The central bank voted to undertake a programme of asset purchases of £75 billion financed by the issuance of central bank reserves.
The Building Societies Association criticised the decision, saying it will harm savers and will further restrict funds available to borrowers.
Adrian Coles, director-general of the BSA, said: Today’s decision is a kick in the teeth for savers who will see their already diminished interest payments fall even further. It will be felt hardest by the many elderly people who have saved responsibly all their lives and are reliant on their savings interest to maintain an acceptable standard of living in retirement.

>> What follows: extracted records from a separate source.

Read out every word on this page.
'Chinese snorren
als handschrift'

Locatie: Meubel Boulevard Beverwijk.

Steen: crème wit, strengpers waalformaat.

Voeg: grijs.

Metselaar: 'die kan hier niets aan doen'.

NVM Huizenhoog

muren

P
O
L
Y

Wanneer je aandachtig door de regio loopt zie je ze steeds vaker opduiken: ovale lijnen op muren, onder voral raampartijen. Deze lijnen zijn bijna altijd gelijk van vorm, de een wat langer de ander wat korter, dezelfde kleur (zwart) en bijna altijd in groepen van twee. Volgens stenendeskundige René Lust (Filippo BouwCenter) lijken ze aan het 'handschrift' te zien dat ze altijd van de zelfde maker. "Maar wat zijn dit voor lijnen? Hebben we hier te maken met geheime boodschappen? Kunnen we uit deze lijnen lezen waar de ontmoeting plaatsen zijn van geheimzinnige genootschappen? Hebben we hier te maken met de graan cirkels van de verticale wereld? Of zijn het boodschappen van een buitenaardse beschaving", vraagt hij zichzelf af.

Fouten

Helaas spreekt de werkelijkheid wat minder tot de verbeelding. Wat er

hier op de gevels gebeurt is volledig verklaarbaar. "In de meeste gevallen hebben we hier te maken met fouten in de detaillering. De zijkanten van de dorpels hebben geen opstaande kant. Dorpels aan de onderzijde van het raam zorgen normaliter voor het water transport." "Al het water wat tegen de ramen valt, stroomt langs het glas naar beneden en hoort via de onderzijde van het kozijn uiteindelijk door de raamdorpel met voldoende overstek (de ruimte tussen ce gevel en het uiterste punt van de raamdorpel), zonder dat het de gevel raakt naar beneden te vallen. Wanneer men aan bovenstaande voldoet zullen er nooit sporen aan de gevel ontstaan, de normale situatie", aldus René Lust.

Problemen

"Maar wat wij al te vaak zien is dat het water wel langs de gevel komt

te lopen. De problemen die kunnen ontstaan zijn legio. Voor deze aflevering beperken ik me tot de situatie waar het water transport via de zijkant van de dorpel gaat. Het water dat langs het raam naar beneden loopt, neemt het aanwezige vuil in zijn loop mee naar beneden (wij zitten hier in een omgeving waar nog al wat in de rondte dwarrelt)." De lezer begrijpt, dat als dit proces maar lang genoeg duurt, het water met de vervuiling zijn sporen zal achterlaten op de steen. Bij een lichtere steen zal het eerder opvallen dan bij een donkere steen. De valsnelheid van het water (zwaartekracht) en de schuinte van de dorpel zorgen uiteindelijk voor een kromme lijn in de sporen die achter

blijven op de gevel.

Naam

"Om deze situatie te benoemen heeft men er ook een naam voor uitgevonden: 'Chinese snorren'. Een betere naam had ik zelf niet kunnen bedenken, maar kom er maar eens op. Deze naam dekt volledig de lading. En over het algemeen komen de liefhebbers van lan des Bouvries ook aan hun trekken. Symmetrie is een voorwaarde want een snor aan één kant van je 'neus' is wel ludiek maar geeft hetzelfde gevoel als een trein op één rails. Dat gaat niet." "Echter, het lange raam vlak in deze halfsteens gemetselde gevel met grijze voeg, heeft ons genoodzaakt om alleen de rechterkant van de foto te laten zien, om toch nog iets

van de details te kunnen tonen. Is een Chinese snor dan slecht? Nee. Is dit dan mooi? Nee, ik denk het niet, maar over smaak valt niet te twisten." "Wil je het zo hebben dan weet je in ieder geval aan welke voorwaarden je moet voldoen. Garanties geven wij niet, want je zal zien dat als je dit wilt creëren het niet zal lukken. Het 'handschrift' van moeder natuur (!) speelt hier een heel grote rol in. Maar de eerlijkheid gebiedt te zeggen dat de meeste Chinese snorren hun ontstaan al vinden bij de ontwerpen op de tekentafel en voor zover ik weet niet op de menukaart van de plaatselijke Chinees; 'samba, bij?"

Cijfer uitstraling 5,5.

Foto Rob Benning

“It will also harm the aspirations of the many people who are finding it difficult to get a mortgage , particularly first time buyers with relatively small deposits. Lower interest rates reduce the incentive to save, and in turn, this limits the flow of funds into the mortgage market.
“While the decision will be of benefit to some borrowers on variable rate or tracker mortgages, the reduction in repayments that they will see will not outweigh the negative impact that the reduction in mortgage funding will have on the market as a whole.
“We do, however, welcome the Bank’s announcement to implement quantitative easing and we share the Government’s hope that this will increase the flow of money in the economy and lessen the severity of the downturn.”